Barnier, the EU's chief negotiator, told a forum in Slovenia that it was "realistic" to expect a divorce deal with Britain, the British embassy to Slovenia said on Twitter.
For a market broadly short the pound because of worries that Britain will crash out of the trading bloc next year without any sort of formal trading arrangement, that signaled the UK can avoid a disorderly no-deal Brexit.
The British currency rallied across the board, rising more than one percent to $1.3052, its highest level in five weeks.
"It just shows that's the key thing that people want to see -- Brexit progress. You have a market that's heavily short on sterling due to Brexit. It needs that tail risk to be taken off before sterling can rally," said Viraj Patel, a currency strategist at ING in London.

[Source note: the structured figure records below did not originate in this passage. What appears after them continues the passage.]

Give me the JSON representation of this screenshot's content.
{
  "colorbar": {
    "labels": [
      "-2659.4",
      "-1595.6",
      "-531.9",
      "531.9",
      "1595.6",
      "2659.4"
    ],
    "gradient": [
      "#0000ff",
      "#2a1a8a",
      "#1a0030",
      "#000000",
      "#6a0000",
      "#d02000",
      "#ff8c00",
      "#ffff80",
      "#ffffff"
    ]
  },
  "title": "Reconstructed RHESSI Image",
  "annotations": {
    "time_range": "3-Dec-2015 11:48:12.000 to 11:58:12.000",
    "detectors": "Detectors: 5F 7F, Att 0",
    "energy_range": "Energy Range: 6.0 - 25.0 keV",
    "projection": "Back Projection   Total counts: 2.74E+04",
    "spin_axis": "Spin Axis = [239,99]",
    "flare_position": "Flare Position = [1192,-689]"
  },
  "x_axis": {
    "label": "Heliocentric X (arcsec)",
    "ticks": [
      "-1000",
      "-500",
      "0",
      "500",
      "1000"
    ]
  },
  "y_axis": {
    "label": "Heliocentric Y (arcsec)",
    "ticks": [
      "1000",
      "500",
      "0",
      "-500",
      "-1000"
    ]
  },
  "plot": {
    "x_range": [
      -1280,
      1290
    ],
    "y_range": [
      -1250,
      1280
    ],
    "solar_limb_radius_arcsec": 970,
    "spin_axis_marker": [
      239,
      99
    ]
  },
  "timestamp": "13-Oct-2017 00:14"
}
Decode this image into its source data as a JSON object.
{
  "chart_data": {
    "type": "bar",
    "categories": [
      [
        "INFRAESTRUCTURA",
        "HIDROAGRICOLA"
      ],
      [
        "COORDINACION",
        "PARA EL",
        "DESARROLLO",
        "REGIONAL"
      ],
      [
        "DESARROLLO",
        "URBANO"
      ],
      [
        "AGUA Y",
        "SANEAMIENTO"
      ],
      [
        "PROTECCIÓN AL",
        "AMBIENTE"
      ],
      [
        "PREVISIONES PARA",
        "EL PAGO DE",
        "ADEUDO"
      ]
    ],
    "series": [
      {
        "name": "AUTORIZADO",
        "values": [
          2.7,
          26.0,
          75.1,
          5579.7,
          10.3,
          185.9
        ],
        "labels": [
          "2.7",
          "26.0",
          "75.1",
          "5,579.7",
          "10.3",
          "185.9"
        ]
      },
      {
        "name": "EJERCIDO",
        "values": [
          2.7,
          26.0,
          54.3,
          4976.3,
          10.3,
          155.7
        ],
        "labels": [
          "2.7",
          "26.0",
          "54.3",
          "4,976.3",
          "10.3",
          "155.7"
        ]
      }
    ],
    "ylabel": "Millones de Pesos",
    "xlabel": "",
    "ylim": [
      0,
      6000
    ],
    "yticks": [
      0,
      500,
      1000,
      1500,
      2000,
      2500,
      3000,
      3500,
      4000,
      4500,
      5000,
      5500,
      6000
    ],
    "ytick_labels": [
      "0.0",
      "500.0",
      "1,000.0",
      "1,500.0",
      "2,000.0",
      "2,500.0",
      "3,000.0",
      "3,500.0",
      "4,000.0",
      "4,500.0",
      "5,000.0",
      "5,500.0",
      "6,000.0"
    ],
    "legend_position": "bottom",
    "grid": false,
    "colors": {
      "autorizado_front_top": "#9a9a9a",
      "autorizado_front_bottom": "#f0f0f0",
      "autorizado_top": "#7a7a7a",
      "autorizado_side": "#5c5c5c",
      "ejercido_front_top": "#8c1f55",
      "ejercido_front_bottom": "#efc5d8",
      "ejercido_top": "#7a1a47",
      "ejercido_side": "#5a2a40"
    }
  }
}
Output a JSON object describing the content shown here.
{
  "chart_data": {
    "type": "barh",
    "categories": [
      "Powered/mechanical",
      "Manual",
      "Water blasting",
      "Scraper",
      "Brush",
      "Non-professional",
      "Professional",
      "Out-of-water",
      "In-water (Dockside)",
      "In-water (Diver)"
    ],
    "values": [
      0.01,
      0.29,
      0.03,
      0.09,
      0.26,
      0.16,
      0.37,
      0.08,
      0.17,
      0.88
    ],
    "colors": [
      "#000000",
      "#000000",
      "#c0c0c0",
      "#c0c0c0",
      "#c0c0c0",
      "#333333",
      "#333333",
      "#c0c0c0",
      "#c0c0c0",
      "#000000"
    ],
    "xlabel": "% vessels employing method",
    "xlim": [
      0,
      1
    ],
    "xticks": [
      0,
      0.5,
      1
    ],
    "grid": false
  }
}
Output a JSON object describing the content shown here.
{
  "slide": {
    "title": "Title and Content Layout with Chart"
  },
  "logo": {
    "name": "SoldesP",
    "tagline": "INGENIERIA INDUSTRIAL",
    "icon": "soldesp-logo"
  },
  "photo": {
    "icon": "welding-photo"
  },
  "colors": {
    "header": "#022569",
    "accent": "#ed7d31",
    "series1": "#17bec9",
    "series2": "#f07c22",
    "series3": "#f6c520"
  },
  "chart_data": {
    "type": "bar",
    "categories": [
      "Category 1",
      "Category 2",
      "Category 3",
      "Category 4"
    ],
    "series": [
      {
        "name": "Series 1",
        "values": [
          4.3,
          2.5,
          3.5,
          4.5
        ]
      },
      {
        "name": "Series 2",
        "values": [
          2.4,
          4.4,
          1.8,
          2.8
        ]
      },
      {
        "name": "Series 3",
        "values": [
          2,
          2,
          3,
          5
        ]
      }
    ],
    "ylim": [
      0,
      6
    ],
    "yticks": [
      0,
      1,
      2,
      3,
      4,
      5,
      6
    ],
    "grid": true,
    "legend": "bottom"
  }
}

Before Barnier's comments, the pound had traded modestly higher against the dollar and euro as data showed the British economy posting its fastest growth in almost a year.
Data showed British gross domestic product in the three months to July was 0.6 percent higher than in the previous three-month period, gathering pace from 0.4 percent growth in the three months to June, and at the top end of forecasts.
Sterling has rallied in recent weeks off lows below $1.27, lifted by earlier seemingly favourable comments from Barnier.
On Friday he was quoted as saying the EU was open to discussing other "backstops" on Brexit, especially the Irish border issue, a key hurdle to agreeing a deal.
"Any scope for a deal to be achieved, particularly coming from one of the chief negotiators is a bullish signal," said Craig Erlam, market analyst at OANDA.
Sentiment, however, was hit earlier on Monday by warnings from a former junior minister, Steve Baker, that the ruling Conservative Party could face a split if Prime Minister Theresa May persisted with her Brexit blueprint, known as the "Chequers" proposals.
Baker said 80 or more lawmakers were prepared to vote against the plan.
The comments, indicating the level of opposition within the party, came a day after former foreign minister, Boris Johnson, described part of the plan as "a suicide vest".
"Westminster is going to be a cloud over sterling before the Tory conference," ING's Patel said, referring to May's party gathering starting on Sept 30.
Headlines on the progress of Brexit negotiations have forced traders to switch positions rapidly in a currency market that is holding about $5.5 billion in short positions on the pound, based on weekly futures positioning data.
Reuters polls show sterling rising as much as six percent in a year, but a Brexit without any deal between London and Brussels could push it as much as eight percent lower from current levels.